As Puerto Rico continues to grapple with the aftermath of Hurricane Maria, information on damage to the Guajataca Dam remains scarce, while reports suggest spillway repairs may be ongoing.
Hurricane Maria made landfall in Puerto Rico last month, bringing 150 mph winds and 20 inches of rain. Damage to infrastructure was widespread, and the destruction of electricity and communications networks hindered efforts to assess the damage and move toward recovery.
Early reports suggested that the Guajataca Dam had "failed". On September 22, the National Weather Service's San Juan office tweeted an alert of a "flash flood emergency for a dam failure" at the Guajataca Dam and noted ongoing evacuations.
But as reported by Vox on September 30, an Army Corps spokesman said that the dam was not breached and "has not failed and not collapsed." The article described damage to the dam's overflow spillway.

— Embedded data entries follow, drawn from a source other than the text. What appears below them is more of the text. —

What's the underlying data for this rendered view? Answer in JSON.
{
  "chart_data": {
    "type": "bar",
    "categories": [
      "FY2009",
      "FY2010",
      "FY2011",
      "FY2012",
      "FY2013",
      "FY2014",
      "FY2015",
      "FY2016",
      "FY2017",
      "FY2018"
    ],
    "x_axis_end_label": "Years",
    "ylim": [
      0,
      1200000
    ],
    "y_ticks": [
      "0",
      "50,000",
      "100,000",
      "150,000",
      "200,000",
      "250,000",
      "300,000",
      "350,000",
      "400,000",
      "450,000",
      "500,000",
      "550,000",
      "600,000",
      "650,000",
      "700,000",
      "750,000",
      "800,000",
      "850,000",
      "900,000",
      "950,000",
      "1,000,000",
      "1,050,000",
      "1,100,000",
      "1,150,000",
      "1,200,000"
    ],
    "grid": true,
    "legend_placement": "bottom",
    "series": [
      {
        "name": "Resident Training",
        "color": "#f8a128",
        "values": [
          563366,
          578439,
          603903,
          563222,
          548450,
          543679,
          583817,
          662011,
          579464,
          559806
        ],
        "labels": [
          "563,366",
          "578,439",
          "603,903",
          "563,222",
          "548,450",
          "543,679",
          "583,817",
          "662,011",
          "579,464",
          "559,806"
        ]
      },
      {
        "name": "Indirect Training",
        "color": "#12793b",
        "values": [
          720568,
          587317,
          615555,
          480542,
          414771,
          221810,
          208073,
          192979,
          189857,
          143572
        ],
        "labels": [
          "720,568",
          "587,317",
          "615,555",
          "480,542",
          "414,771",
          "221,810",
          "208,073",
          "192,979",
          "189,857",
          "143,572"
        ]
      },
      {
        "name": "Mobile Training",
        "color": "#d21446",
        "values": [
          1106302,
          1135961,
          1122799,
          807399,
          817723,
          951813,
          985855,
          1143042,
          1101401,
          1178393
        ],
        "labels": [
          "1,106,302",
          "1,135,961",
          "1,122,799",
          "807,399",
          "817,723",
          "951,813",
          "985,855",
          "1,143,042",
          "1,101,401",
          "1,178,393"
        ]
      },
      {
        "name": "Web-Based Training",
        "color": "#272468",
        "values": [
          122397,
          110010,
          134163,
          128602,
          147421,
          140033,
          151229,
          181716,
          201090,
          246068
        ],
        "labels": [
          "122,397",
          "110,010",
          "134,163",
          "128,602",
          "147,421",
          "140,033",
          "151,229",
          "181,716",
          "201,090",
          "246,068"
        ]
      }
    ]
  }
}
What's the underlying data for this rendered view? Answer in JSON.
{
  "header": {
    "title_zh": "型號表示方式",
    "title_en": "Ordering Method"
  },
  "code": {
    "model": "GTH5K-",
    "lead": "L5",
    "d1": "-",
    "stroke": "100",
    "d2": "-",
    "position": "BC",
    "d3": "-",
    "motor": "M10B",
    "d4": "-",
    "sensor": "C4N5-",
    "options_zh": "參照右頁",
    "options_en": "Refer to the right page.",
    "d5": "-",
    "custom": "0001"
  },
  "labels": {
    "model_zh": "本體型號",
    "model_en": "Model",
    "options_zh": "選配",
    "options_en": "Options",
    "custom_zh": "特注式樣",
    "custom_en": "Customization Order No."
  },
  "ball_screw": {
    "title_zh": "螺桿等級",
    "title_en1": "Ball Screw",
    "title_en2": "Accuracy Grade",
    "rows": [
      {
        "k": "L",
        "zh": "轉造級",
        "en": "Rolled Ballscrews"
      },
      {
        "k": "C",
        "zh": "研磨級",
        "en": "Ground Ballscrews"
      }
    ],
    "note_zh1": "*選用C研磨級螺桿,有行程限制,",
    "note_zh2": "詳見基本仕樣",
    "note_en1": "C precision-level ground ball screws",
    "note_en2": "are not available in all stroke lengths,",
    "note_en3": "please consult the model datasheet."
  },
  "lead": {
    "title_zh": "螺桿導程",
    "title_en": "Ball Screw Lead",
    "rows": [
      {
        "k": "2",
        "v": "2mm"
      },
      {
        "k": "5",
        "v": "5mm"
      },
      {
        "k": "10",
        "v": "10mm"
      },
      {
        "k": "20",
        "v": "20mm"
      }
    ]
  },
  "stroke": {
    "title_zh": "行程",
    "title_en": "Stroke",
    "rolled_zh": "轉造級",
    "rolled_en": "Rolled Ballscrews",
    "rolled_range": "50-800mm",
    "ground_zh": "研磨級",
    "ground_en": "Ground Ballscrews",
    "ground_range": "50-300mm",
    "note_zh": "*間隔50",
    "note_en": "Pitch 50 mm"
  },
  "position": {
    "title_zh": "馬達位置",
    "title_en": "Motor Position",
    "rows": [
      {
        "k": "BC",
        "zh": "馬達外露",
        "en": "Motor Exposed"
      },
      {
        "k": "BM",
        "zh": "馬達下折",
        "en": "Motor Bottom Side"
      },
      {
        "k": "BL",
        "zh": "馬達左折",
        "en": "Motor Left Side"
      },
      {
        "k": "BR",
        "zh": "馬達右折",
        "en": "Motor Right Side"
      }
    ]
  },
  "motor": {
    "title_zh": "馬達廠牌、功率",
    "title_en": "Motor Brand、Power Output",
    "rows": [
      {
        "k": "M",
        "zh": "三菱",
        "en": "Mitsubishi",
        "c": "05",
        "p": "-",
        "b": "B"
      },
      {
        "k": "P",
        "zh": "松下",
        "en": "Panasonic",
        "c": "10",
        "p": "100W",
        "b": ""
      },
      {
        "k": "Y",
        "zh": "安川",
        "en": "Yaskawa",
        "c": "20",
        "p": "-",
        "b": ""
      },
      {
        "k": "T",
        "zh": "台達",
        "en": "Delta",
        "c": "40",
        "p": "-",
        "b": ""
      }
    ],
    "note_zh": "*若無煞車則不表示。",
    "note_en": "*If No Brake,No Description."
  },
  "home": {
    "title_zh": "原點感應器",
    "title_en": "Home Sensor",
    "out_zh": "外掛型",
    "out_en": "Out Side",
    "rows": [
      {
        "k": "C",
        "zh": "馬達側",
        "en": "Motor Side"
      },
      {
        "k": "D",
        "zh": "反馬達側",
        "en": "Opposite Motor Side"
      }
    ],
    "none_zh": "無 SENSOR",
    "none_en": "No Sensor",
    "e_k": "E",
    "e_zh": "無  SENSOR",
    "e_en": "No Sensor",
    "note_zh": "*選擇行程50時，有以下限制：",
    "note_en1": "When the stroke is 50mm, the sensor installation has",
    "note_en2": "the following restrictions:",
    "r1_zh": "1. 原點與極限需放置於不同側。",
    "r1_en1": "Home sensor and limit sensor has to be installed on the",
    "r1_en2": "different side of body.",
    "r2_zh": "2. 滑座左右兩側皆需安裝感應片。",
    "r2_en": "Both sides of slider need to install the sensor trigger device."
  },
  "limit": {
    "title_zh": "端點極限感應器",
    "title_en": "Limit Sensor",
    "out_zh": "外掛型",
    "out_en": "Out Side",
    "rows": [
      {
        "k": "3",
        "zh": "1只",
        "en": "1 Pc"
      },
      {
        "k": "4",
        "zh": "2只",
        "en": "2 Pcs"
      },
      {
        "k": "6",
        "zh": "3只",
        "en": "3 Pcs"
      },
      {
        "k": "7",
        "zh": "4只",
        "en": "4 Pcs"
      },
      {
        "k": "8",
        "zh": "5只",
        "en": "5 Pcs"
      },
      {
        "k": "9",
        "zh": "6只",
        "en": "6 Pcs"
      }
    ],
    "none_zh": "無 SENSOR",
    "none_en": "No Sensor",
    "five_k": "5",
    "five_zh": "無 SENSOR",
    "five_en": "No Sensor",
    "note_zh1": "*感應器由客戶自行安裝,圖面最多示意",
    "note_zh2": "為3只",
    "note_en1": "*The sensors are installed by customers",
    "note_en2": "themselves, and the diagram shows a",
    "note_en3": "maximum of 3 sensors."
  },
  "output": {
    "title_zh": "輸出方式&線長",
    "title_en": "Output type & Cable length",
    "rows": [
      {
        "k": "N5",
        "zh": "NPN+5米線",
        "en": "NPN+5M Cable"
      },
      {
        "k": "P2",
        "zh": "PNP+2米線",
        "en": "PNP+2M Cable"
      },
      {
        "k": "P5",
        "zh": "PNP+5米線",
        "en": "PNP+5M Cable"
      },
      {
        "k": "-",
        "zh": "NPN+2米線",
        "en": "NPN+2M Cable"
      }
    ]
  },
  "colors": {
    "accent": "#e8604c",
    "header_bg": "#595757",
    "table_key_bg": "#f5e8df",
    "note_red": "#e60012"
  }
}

According to a Department of Defense posting dated October 1, 2017, the Defense Department has deployed more response capacity to Puerto Rico, while the Guajataca Dam spillway continued to erode. The Defense Department said U.S.
Transportation Command delivered 900 super sandbags for spillway
stabilization to Aguadilla Airport on September 30, and that spillway sandbag installation by the Army Corps of Engineers would start on October 1 and will be complete by October 2.
An article posted by The Independent on October 4 describes the Army Corps' use of Osprey V2 rotor-tilt heavy-lift aircraft to drop concrete barriers from the dam into the spillway, in an attempt to limit further erosion of the spillway channel. The article says the "channel has suffered serious erosion as much of its cement cladding was washed away."
Dam safety and flood control spillway damage have featured prominently in recent news. California's Oroville Dam's spillway was damaged earlier this year, including a
concrete failure on the lower chute of the gated flood control spillway,
severe erosion under the gated spillway, and erosion in the areas on
the hillside beneath the emergency spillway. According to the California Department of Water Resources, repairs at Oroville Dam will remain ongoing into 2018 or beyond.